Many if not all earth scientists appear to take it for granted that so-called Ice Ages are associated with a colder Earth and Sun.  By the same token, they believe that sea levels would drop when the planet cools.  That’s something they attribute to the epic accumulation of ice within massive glaciations.

They might be right.  But as I follow my own standard scientific practice of judging no one but challenging every thing, I find reasons to speculate that glaciers would grow from a warming sun, and accordingly, that sea levels would rise when the planet cools.  For example, it takes tremendous amounts of energy to relocate water from the oceans to those remote ice – sinks such as high mountain catchments.*  Or for example, tropical plants and animals somehow are still here even after 800,000 years of recurring massive Ice Ages.  Or for example, stable isotope interpretations of temperature from ice cores, appear to be based on assumptions that ice ages were colder even in those tropics.

They might still be right, but as I continue to follow my own research directions, I find even more reasons to question this doctrine.  For example, our modern glaciers and ice sheets appear to be more tightly related to atmospheric moisture circulation than to temperature.  Consider that no glacier can persist or grow without a massive renewable supply of moisture.  Moreover, no moisture can reach such glaciers without Solar forced evaporation of that water from our oceans.

Who would argue with a claim that the more intensely that the Sun beams upon our planet, the greater the masses of moisture that are evaporated from the oceans, said moisture now available to circulate to high mountain catchments?   Well, almost every climate scientist other than I would dispute that.  Among mainstream experts there is no allowance for solar driving of hydroclimate.  Rather, standard papers consistently refer to a “Solar Constant”.  For what it is worth, in support of Solar cycle influenced evaporation, I wrote a paper [1].  The paper is supported further by several continuous years of accurate forecasts.

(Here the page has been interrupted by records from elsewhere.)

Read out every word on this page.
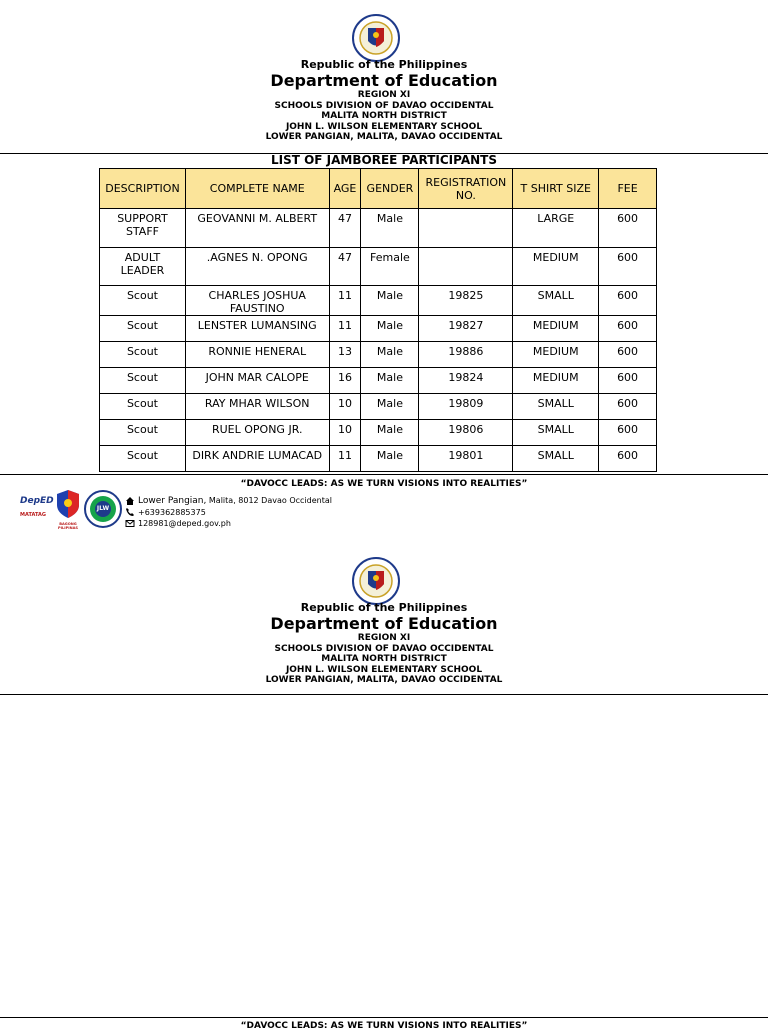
Republic of the Philippines
Department of Education
REGION XI
SCHOOLS DIVISION OF DAVAO OCCIDENTAL
MALITA NORTH DISTRICT
JOHN L. WILSON ELEMENTARY SCHOOL
LOWER PANGIAN, MALITA, DAVAO OCCIDENTAL
LIST OF JAMBOREE PARTICIPANTS
DESCRIPTION	COMPLETE NAME	AGE	GENDER	REGISTRATION NO.	T SHIRT SIZE	FEE
SUPPORT STAFF	GEOVANNI M. ALBERT	47	Male		LARGE	600
ADULT LEADER	.AGNES N. OPONG	47	Female		MEDIUM	600
Scout	CHARLES JOSHUA FAUSTINO	11	Male	19825	SMALL	600
Scout	LENSTER LUMANSING	11	Male	19827	MEDIUM	600
Scout	RONNIE HENERAL	13	Male	19886	MEDIUM	600
Scout	JOHN MAR CALOPE	16	Male	19824	MEDIUM	600
Scout	RAY MHAR WILSON	10	Male	19809	SMALL	600
Scout	RUEL OPONG JR.	10	Male	19806	SMALL	600
Scout	DIRK ANDRIE LUMACAD	11	Male	19801	SMALL	600
“DAVOCC LEADS: AS WE TURN VISIONS INTO REALITIES”
DepED
MATATAG
BAGONG PILIPINAS
JLW
Lower Pangian, Malita, 8012 Davao Occidental
+639362885375
128981@deped.gov.ph
Republic of the Philippines
Department of Education
REGION XI
SCHOOLS DIVISION OF DAVAO OCCIDENTAL
MALITA NORTH DISTRICT
JOHN L. WILSON ELEMENTARY SCHOOL
LOWER PANGIAN, MALITA, DAVAO OCCIDENTAL
“DAVOCC LEADS: AS WE TURN VISIONS INTO REALITIES”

I’ve worked from that paper to develop this glacier concept.  This is not a paper though but only a blog.  It is speculation, with a few supporting facts.  On the other hand I can’t seem to find any papers that describe how higher temperatures eliminated any ice ages, or how lower temperatures would have started any.  Rather, virtually all papers I’m aware of about sea levels, glaciers, and the like, start from an unwritten assumption that a cooling Sun led to the Ice Ages.  In more innocent days when I didn’t question that assumption either, I still found many other things to challenge about their ice age notion.  For example, I ran a spectral calculation which appears to demonstrate that the 100k yr Milankovitch cycle could not have caused the Ice Ages.  I’m sure I wasn’t the only one, and yet it remains hard for me to fathom how cycles which are so out of phase can be accepted as some kind of causality. But regardless of that, I still took it for granted that a warming Earth would lead to less glaciation.

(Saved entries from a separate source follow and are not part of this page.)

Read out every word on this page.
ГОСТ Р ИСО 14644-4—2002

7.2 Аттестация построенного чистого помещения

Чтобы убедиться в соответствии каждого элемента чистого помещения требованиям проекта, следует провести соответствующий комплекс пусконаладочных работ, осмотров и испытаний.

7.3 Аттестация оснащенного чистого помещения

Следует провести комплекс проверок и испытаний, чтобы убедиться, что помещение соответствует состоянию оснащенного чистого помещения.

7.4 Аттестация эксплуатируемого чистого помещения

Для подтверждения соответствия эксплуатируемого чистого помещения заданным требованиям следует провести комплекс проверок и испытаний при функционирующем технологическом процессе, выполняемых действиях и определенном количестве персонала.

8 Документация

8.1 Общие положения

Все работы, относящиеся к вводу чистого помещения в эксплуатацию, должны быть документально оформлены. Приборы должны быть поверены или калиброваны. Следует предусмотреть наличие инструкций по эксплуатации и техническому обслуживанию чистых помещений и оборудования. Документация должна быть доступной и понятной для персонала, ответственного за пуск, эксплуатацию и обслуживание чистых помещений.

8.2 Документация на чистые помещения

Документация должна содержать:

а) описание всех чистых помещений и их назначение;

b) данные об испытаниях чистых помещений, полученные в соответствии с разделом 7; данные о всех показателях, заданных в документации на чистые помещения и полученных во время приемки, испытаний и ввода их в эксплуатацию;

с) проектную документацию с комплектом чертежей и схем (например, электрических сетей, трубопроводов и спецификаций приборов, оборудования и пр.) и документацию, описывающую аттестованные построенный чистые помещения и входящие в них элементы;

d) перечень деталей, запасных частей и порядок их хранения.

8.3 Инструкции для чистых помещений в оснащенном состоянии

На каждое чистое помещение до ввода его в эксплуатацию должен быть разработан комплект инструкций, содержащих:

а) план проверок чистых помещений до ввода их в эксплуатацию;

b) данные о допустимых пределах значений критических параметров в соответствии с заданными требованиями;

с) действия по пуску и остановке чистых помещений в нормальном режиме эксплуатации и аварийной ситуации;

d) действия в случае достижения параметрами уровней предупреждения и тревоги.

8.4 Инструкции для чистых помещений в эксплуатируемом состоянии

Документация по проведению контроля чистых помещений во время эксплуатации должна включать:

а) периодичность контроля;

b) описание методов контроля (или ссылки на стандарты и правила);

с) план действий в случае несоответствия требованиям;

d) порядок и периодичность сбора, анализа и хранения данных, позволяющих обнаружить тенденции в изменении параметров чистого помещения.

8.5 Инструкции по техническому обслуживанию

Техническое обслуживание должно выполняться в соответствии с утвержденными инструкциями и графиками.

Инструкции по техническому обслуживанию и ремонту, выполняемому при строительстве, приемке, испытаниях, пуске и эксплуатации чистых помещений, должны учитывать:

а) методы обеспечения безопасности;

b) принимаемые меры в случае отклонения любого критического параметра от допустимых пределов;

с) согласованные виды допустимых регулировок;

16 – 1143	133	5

This brief post introduces a few simple reasons to question that glacial meme.   It’s strange to explore this notion even to me and so I don’t expect many to have much appetite to dig into this new concern.  Fortunately I don’t have very much baggage.

In this new possibility for glacier genesis, as covered in recent posts, I recognize that much more energy is required to remove moisture from the oceans than to not remove it.  I’ve added the recognition that high altitude and high latitude “seed zones” allow for that removed moisture to re-precipitate as snow.  This process may seem slight over a short term, but there appears to be little to limit its long term potential.  Accordingly a persistently hotter Sun means more evaporation and more sequestration into remote icy places.  If that is true, then a colder Sun and by extension a colder Earth, would lead to less evaporation and less sequestration into remote icy places.  It appears to follow that cooling temperatures would lead to rising sea levels.